As part of its Infrastructure Vision 2050 initiative, AEM brought together agriculture sector stakeholders at the National Farm Machinery Show to discuss the principal challenges and opportunities facing U.S. infrastructure and the projected impact the current and future state of the system will have on the agriculture economy.

The event featured opening remarks from 2017 AEM Chair and Gradall Industries President Mike Haberman, as well as keynote remarks by the Kentucky Commissioner of Agriculture Ryan Quarles. Commissioner Quarles reminded the audience to “make sure that infrastructure ranks at the very top of all other agriculture policy priorities.”

This Week in Agribusiness co-host Max Armstrong moderated a panel that included CLAAS Global Sales Americas President Leif Magnusson, Vermeer Corporation President and CEO Jason Andringa, American Farm Bureau President Zippy Duvall, and Indiana University Senior Policy Analyst Jamie Palmer.

 Among the broader themes discussed was the critical importance of the entire multimodal infrastructure network to the movement of agriculture products and the need to consider the entire system, including ports, waterways, locks and dams. The panelists agreed that a solutions-oriented approach is the next step forward in adapting U.S. infrastructure to the needs of the evolving agriculture economy.
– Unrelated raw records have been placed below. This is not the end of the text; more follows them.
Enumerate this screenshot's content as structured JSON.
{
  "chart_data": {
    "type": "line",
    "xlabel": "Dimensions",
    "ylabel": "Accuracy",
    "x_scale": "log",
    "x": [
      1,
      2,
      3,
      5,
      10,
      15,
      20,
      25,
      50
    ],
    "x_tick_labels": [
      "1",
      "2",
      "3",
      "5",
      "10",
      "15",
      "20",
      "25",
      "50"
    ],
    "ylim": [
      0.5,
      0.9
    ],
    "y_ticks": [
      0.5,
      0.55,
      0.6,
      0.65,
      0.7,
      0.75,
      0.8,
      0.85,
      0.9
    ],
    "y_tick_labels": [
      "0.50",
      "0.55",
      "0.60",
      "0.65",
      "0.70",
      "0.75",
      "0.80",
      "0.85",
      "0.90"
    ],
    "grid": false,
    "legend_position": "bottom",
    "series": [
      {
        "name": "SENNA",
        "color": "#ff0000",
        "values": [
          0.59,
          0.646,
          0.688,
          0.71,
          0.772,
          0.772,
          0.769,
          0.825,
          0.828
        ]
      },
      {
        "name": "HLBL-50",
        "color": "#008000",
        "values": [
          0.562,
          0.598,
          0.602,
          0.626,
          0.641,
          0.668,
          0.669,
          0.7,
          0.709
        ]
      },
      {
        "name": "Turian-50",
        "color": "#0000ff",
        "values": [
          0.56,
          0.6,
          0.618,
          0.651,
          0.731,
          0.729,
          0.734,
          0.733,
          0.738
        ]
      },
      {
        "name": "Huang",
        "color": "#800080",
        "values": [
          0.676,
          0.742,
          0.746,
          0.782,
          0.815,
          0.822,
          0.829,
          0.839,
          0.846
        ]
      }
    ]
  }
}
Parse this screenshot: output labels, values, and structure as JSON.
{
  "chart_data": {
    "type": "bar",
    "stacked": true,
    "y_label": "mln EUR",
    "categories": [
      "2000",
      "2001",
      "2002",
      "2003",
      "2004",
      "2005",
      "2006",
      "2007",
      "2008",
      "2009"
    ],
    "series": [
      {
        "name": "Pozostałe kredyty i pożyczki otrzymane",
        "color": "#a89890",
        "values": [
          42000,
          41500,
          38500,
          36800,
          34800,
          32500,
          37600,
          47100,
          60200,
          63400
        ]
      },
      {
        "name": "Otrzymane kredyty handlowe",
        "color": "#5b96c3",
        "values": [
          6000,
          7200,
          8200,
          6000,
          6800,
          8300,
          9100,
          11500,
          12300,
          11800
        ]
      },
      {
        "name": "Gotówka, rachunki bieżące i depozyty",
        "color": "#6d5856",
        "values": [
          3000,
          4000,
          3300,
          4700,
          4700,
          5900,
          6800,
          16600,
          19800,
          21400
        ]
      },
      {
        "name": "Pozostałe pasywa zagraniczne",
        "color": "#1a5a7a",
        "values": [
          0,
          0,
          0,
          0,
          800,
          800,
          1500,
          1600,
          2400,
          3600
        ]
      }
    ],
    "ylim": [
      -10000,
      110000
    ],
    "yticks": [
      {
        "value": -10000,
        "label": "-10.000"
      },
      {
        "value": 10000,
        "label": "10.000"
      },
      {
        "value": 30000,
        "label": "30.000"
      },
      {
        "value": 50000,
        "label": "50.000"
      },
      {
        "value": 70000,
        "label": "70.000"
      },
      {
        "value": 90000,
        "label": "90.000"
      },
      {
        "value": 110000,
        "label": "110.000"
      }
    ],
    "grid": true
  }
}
The keynote address and the panel discussion both touched on the renewed focus on U.S. infrastructure and how President Trump’s promise to rebuild U.S. infrastructure could pave the way for a massive rebuilding package in the first year of the new administration. In discussing the need for strong Congressional leadership on infrastructure investment, Leif Magnusson stressed that “the United States needs to maintain its infrastructure advantage in order to stay competitive in the global economy.”

The conversation also focused on how the manufacturing industry and the broader agriculture sector can engage with local, state and federal lawmakers on smart infrastructure policy; such as establishing sustainable funding mechanisms and ensuring that rural communities in the United States have access to reliable and efficient broadband services.

The event was a follow-up to AEM’s Rural Infrastructure Summit held at Iowa State University last August. The Infrastructure Vision 2050 initiative will continue to focus on the link between the agriculture economy and the future of U.S. infrastructure next month with AEM’s participation in the Agri-Pulse Farm Bill Summit in Washington, D.C. on March 20.